A resposta a estas questões
certamente abre espaço para compreensão e encaminhamento
de dificuldades que, sem uma perspectiva crítica, parecem
não ter solução.
O jornalismo científico
trata de assuntos que vão, literalmente, de A a Z
o que, neste caso, pode incluir de astronomia a zoologia.
Essa abrangência levanta uma segunda questão: como os jornalistas
podem dar conta desta universalidade? Um astrônomo, metendo-se
a zoólogo, por exemplo, não correria o risco de enfiar os
pés pelas mãos?
O tema é interessante
e num outro momento voltaremos a ele. Agora, devemos dizer
que este não é o caso de jornalistas que, quase sempre,
não produzem informação primária, aquela retirada de forma
bruta da fonte. O que não significa que jornalismo interpretativo
(procedimento indispensável para o bom jornalismo, particularmente
o jornalismo científico) não produza informação primária
neste caso, a inteligente, criativa e responsável
interpretação dos fatos para que a sociedade se alimente
dela e adote as melhores decisões para assegurar o que Galbraith
chama com sonoridade de "bem estar social".
É exatamente este o
caso envolvendo a quebra de patentes para medicamentos destinados
ao tratamento da Aids. Toda a imprensa publicou, na semana
de 4 a 11 de março, a deflagração pela indústria farmacêutica,
na África do Sul, de um processo jurídico de grandes proporções
destinado a intimidar o governo daquele país a não importar
medicamentos genéricos produzidos pelo Brasil e pela Índia
para o tratamento da Aids.
A iniciativa de mais
de 40 gigantes farmacêuticos, entre elas a GlaxoSmithKline,
a maior do mundo (Folha de S.Paulo, 6/3/2001, pág.
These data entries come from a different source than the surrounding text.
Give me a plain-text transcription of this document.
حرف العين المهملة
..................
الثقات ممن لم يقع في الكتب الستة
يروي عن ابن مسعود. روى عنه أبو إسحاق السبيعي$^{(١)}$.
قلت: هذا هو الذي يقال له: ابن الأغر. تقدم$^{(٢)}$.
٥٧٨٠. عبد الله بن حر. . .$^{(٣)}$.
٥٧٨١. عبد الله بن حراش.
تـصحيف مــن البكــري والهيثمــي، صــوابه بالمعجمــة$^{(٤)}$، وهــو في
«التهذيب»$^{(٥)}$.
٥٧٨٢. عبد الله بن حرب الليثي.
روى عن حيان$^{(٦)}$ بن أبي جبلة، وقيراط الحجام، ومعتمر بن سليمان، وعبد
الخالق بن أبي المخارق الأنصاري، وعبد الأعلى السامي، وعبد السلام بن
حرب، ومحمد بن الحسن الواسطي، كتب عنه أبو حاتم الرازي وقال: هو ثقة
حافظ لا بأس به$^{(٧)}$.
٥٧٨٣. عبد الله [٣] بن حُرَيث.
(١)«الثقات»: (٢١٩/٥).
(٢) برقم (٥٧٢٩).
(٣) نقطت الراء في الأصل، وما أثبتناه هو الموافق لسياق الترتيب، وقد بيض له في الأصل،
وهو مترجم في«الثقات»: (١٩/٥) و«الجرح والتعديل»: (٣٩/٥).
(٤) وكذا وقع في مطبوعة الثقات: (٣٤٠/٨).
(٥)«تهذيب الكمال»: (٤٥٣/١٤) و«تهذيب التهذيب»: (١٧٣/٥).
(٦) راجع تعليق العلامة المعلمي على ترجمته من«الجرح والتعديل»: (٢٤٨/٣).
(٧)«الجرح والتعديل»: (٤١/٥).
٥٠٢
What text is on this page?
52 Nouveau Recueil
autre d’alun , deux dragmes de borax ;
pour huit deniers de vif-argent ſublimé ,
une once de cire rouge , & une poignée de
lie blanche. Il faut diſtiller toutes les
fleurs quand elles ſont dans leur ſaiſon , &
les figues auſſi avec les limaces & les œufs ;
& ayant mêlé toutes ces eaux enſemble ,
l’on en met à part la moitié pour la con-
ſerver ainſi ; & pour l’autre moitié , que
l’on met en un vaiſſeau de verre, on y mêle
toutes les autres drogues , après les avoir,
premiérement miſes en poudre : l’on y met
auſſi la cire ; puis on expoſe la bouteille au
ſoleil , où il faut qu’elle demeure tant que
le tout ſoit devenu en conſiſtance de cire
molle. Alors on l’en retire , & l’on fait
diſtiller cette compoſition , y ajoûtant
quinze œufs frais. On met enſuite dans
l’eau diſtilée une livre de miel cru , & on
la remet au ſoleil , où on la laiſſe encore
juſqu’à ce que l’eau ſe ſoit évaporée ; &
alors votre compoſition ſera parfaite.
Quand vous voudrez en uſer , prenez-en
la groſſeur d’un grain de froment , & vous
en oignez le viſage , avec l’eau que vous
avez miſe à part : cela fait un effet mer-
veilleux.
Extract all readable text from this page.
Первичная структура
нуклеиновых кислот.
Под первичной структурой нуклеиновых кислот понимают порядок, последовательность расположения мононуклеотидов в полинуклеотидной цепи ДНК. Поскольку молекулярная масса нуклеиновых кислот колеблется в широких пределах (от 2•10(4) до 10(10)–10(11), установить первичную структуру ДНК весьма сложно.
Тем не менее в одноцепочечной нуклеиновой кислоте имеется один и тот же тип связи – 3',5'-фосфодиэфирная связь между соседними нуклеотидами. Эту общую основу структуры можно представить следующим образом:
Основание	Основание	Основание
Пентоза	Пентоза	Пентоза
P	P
A9) pressiona para que o governo sul-africano recue e invalide
uma lei de 1997, criada durante o governo Nelson Mandela,
e que autoriza a importação ou produção de genéricos. Detalhe:
a África do Sul tem a maior população com o vírus do HIV
em todo o mundo (4,2 milhões de pessoas).
O protesto feito por
milhares de manifestantes em frente ao Tribunal Superior
de Pretória na segunda-feira (5/3) e a frase que repetiram
aos gritos e à exaustão "Vidas acima de lucros"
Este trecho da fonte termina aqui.